A new method for measuring cosmic distances could pinpoint objects in the universe up to 300 million light-years away and beyond.
The just-realized technique was announced today at a meeting of the American Astronomical Union in Pasadena, Calif., and could help astronomers in their quest to track the universe's expansion rate.
Until now, astronomers have partly relied on giant stars called short-period cepheids that brighten and dim every few days to calculate distances to objects in the universe. This light blinking directly relates to the star's true brightness, and astronomers can compare the true and apparent luminosity (as seen from Earth) to determine the distance to that object. But beyond 100 million light-years from Earth, the stars' signals get lost among other bright stars.
(A light-year is the distance light will travel in a year, which is about 6 trillion miles, or 10 trillion km.)
The new method involves so-called ultra long period cepheids (ULP cepheids), which are much brighter and so stand out at even farther distances.

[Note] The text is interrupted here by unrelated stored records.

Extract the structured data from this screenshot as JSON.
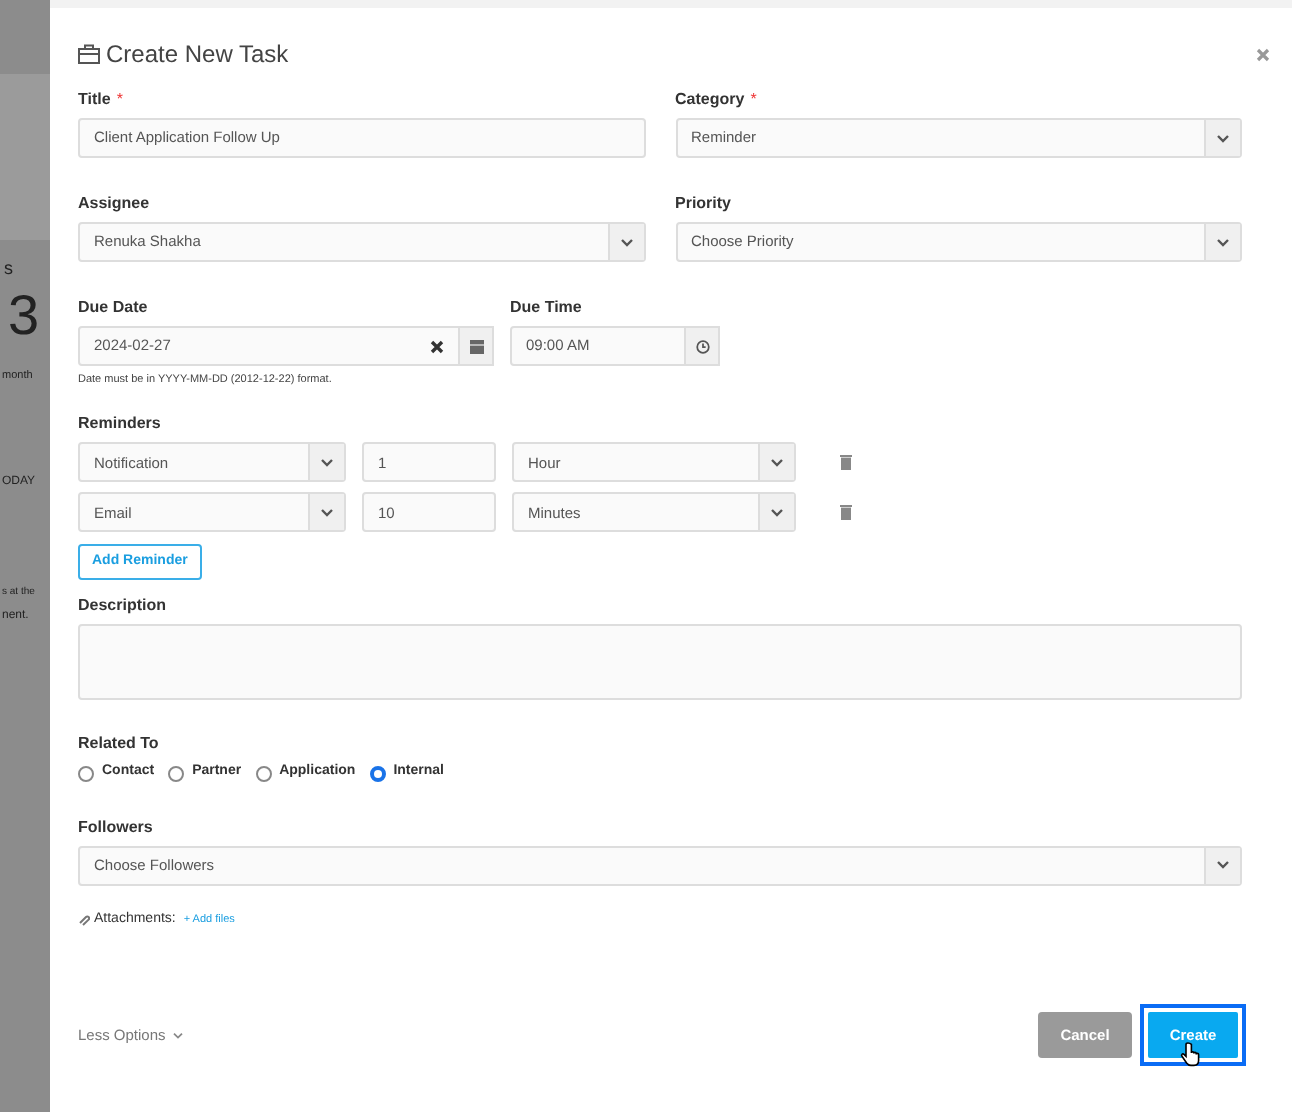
{
  "background": {
    "fragments": [
      "s",
      "3",
      "month",
      "ODAY",
      "s at the",
      "nent."
    ]
  },
  "dialog": {
    "title": "Create New Task",
    "title_field": {
      "label": "Title",
      "required_mark": "*",
      "value": "Client Application Follow Up"
    },
    "category": {
      "label": "Category",
      "required_mark": "*",
      "value": "Reminder"
    },
    "assignee": {
      "label": "Assignee",
      "value": "Renuka Shakha"
    },
    "priority": {
      "label": "Priority",
      "value": "Choose Priority"
    },
    "due_date": {
      "label": "Due Date",
      "value": "2024-02-27",
      "hint": "Date must be in YYYY-MM-DD (2012-12-22) format."
    },
    "due_time": {
      "label": "Due Time",
      "value": "09:00 AM"
    },
    "reminders": {
      "label": "Reminders",
      "items": [
        {
          "method": "Notification",
          "amount": "1",
          "unit": "Hour"
        },
        {
          "method": "Email",
          "amount": "10",
          "unit": "Minutes"
        }
      ],
      "add_button": "Add Reminder"
    },
    "description": {
      "label": "Description"
    },
    "related_to": {
      "label": "Related To",
      "options": [
        {
          "label": "Contact",
          "selected": false
        },
        {
          "label": "Partner",
          "selected": false
        },
        {
          "label": "Application",
          "selected": false
        },
        {
          "label": "Internal",
          "selected": true
        }
      ]
    },
    "followers": {
      "label": "Followers",
      "value": "Choose Followers"
    },
    "attachments": {
      "label": "Attachments:",
      "link": "+ Add files"
    },
    "footer": {
      "less_options": "Less Options",
      "cancel": "Cancel",
      "create": {
        "label": "Create",
        "focused": true
      }
    }
  }
}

Krzysztof Stanek of Ohio State University and his colleagues searched the literature, finding records for 18 such ULP cepheids, ranging from 12 to 20 times the mass of the sun and located in nearby galaxies. The distances to these nearby galaxies are well known, so the astronomers used that knowledge to calibrate the distance to the ULP cepheids.
They found that they could use ULP cepheids to determine distance with a 10 to 20 percent error, a rate typical of other methods used for measuring cosmic distances. The researchers hope to reduce that error as more ULP cepheids are recorded.
Now, the researchers are using the Large Binocular Telescope in Tucson, Ariz., to look for more ULP cepheids. Stanek said they've found a few good candidates in the galaxy M81, but those results have yet to be confirmed.
The research was funded by the National Science Foundation.